Benoît XVI s'est montré très combatif vendredi en appelant les catholiques à «lutter» contre le mariage gai, dans le contexte d'une mobilisation accrue de l'Église dans les grands débats de société.

Dans son discours annuel à la Curie, le théologien Joseph Ratzinger a appelé à «lutter» pour une famille formée d'un père, d'une mère et d'enfants, menacée selon lui par une transformation menaçant «l'homme lui-même».

S'il ne cite jamais le mot homosexuel et ne porte aucun jugement sur l'homosexualité, il vise clairement la légalisation du mariage gai --et surtout son volet adoption--, en France, aux États-Unis et dans d'autres pays.

La position du Vatican sur le mariage homosexuel est inchangée, mais le ton se fait plus dur.

À l'heure où les pays occidentaux adoptent des réformes sur le mariage homosexuel, «l'Année de la foi», lancée en octobre par le pape, semble être l'occasion d'un branle-bas de combat sur ces questions de morale.

Certains mouvements catholiques ont organisé l'imposante manifestation contre le mariage gai en France le 18 novembre. Une autre manifestation nationale est prévue le 13 janvier.

Les représentants des grandes religions de France - catholicisme, islam, protestantisme, judaïsme - ont critiqué le projet du gouvernement socialiste, tout en insistant sur la nature spécifique de leurs argumentations respectives.

Benoît XVI, dans son message inhabituel publié jeudi dans le Financial Times, avait invité les chrétiens à s'impliquer, en cohérence avec la foi catholique, sur les terrains de la justice, de la paix, de la vie et de la famille. Il a cité ceux qui sont députés et votent pour ou contre les projets de loi.

Selon lui, une «alliance» entre croyants divers et non croyants sur les thèmes de la défense de la justice, de la paix, de la famille et de la vie, est possible, ces sujets ayant trait à la «raison» et à la «loi naturelle», valeurs auxquelles tout le monde peut adhérer.

Il a cité longuement devant la Curie, de manière très inédite, l'argumentation du rabbin de France, Gilles Bernheim, contre l'adoption par les couples homosexuels.

Dans un éditorial, le directeur de l'Osservatore Romano, Giovanni Maria Vian a expliqué qu'en citant le rabbin Bernheim, Benoît XVI avait voulu se référer aux «racines communes» de deux religions qui insistent sur «la nature réelle de l'être humain, aujourd'hui manipulé en faveur d'une conception abstraite de l'homme, conception qui finit par dissoudre la famille».

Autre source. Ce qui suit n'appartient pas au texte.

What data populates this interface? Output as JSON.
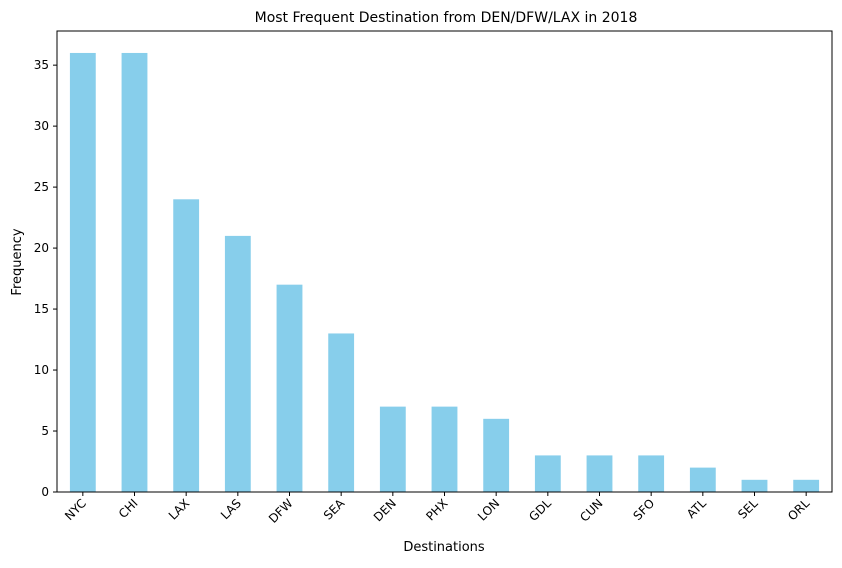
{
  "chart_data": {
    "type": "bar",
    "title": "Most Frequent Destination from DEN/DFW/LAX in 2018",
    "xlabel": "Destinations",
    "ylabel": "Frequency",
    "categories": [
      "NYC",
      "CHI",
      "LAX",
      "LAS",
      "DFW",
      "SEA",
      "DEN",
      "PHX",
      "LON",
      "GDL",
      "CUN",
      "SFO",
      "ATL",
      "SEL",
      "ORL"
    ],
    "values": [
      36,
      36,
      24,
      21,
      17,
      13,
      7,
      7,
      6,
      3,
      3,
      3,
      2,
      1,
      1
    ],
    "ylim": [
      0,
      37.8
    ],
    "yticks": [
      0,
      5,
      10,
      15,
      20,
      25,
      30,
      35
    ],
    "grid": false,
    "legend": "none",
    "bar_color": "#87ceeb",
    "axis_color": "#000000"
  }
}
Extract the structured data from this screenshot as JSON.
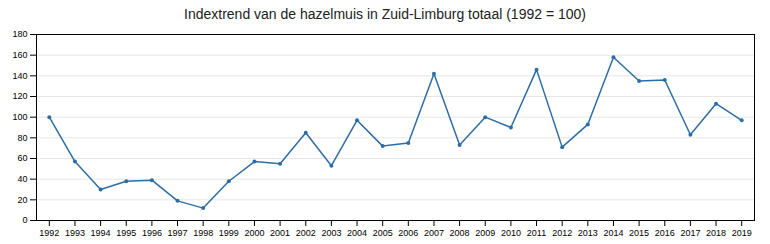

Le pape a évoqué le «traité soigneusement documenté et profondément touchant» du rabbin, qui a «montré que l'atteinte à la forme authentique de la famille, constituée d'un père, d'une mère et d'un enfant (...) atteint une dimension encore plus profonde».

«Si jusqu'ici nous avons vu comme cause de la crise de la famille un malentendu sur l'essence de la liberté humaine, il devient clair maintenant qu'ici est en jeu la vision de l'être même» a observé Benoît XVI.

«L'enfant, a poursuivi le pape, a perdu la place qui lui revenait jusqu'alors et la dignité particulière qui lui est propre. Bernheim montre comment, de sujet juridique indépendant en soi, il devient un objet auquel on a droit et que, comme objet d'un droit, on peut se procurer.»

Avec le refus du mariage traditionnel, ajoute-t-il,  «disparaissent les figures fondamentales de l'existence humaine: le père, la mère, l'enfant» et ainsi, «des dimensions essentielles de l'expérience d'être une personne humaine «.

Dans ce discours où il expose chaque année les préoccupations principales de l'Église, le pape a enfin dénoncé la «profonde fausseté de la théorie et de la révolution anthropologique» du «gender», qui estime que la société et l'éducation déterminent le vrai sexe d'une personne.

Le pape a insisté dans le Financial Times sur le fait que le «combat» pacifique auquel il appelle dépasse les frontières de l'Église: les principes qu'elle défend «ne sont pas des vérités de foi, sont inscrits dans la nature humaine elle-même, identifiables par la raison, et donc communs à toute l'humanité», affirme-t-il, que ce soit sur le mariage, le début et la fin de vie, la bioéthique. Leur transformation causera à terme «une grave blessure à la justice et à la paix», estime-t-il encore.